Samp'o Incident

  • Date: 1510/4/4
  • Japanese: 三浦の乱 (sanpo no ran)

The Sanp'o ("Three Harbors") Incident was a 1510 uprising by Japanese residents and merchants in three Korean ports against Korean restrictions on trade.

Japanese merchants had been active in the Korean ports of Naei, Pusan, and Yŏm since 1426, when certain arrangements had been put into place for it. By 1494, however, smuggling had become such a problem in the eyes of the Korean Court that private trade was banned, leaving only official trade (i.e. that associated with official diplomatic missions) as the only legal mode of import of Japanese goods into Korea. Since all private trade was now considered smuggling, the amount of smuggling then increased. The Korean Court, led by King Jungjong (r. 1506-1544), made further efforts to curb this activity, restricting the number of Japanese ships which were allowed to make port in these three harbors each year down to fifty.

In response, the Japanese merchants and residents of these ports rebelled, supported by over 200 warships sent by the Sô clan of Tsushima. The Korean navy met that from Tsushima, and put an end to the uprising. Relations were officially, and completely, severed, and the Japanese merchants & residents were expelled from Korea.

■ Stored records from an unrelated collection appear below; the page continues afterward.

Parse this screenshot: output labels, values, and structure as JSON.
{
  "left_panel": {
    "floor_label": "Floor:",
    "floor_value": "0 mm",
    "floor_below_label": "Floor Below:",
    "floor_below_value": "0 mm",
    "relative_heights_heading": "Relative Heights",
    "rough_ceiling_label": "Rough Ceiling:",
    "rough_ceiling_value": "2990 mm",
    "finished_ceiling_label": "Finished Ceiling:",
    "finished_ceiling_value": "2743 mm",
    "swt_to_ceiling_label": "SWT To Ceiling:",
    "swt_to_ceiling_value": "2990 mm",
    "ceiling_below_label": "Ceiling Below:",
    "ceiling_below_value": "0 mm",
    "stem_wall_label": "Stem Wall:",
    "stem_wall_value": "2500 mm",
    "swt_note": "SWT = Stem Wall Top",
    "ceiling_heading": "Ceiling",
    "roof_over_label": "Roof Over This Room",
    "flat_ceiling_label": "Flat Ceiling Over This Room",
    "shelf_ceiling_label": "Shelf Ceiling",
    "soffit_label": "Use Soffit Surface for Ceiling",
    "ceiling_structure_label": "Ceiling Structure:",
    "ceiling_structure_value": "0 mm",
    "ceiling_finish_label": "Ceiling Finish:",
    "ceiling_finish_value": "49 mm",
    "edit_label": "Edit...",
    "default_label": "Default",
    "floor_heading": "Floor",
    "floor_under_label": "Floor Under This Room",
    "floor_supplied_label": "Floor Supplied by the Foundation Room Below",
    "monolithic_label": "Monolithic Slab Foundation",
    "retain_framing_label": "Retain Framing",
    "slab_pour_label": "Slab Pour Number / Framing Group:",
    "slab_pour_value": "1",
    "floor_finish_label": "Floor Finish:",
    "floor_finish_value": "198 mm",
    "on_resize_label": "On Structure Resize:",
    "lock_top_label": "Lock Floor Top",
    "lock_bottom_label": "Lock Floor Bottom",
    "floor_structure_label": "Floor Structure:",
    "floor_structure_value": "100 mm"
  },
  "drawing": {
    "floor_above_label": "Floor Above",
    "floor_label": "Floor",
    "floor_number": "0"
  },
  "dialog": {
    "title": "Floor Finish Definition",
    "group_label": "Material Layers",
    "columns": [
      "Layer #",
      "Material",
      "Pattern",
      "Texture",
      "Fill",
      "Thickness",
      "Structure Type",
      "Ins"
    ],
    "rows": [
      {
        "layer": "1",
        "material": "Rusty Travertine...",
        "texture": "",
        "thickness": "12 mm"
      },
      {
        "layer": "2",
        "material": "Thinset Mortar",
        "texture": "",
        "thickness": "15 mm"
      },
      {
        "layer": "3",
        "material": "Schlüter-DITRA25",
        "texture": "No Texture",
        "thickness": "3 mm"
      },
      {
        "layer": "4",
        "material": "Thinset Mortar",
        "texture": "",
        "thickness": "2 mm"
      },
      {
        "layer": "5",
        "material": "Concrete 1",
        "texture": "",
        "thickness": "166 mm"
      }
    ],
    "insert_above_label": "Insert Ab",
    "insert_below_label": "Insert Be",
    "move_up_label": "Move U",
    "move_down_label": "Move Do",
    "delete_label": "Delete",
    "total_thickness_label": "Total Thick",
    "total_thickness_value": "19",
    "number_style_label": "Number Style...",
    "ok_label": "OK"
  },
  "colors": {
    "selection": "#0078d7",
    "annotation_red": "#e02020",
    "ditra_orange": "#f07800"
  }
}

After appeals from Tsushima, trade resumed in Naei in 1512, but in an extremely limited manner; only 25 ships were permitted to make port there each year. Pusan reopened to Japanese trade in 1521 and remained the primary site of Japanese merchant activity in Korea through the remainder of the Sengoku and all of the Edo period, until after the 1876 Treaty of Ganghwa.

References

  • "Sanp'o Uprising." Encyclopedia of Japan. Kodansha.
  • "Sanpo no ran" 三浦の乱. Digital Daijisen デジタル大辞泉. Shogakukan.
  • "Sanpo no ran" 三浦の乱. Nihon daihyakkata zensho Nipponica 日本大百科全書(ニッポニカ). Shogakukan.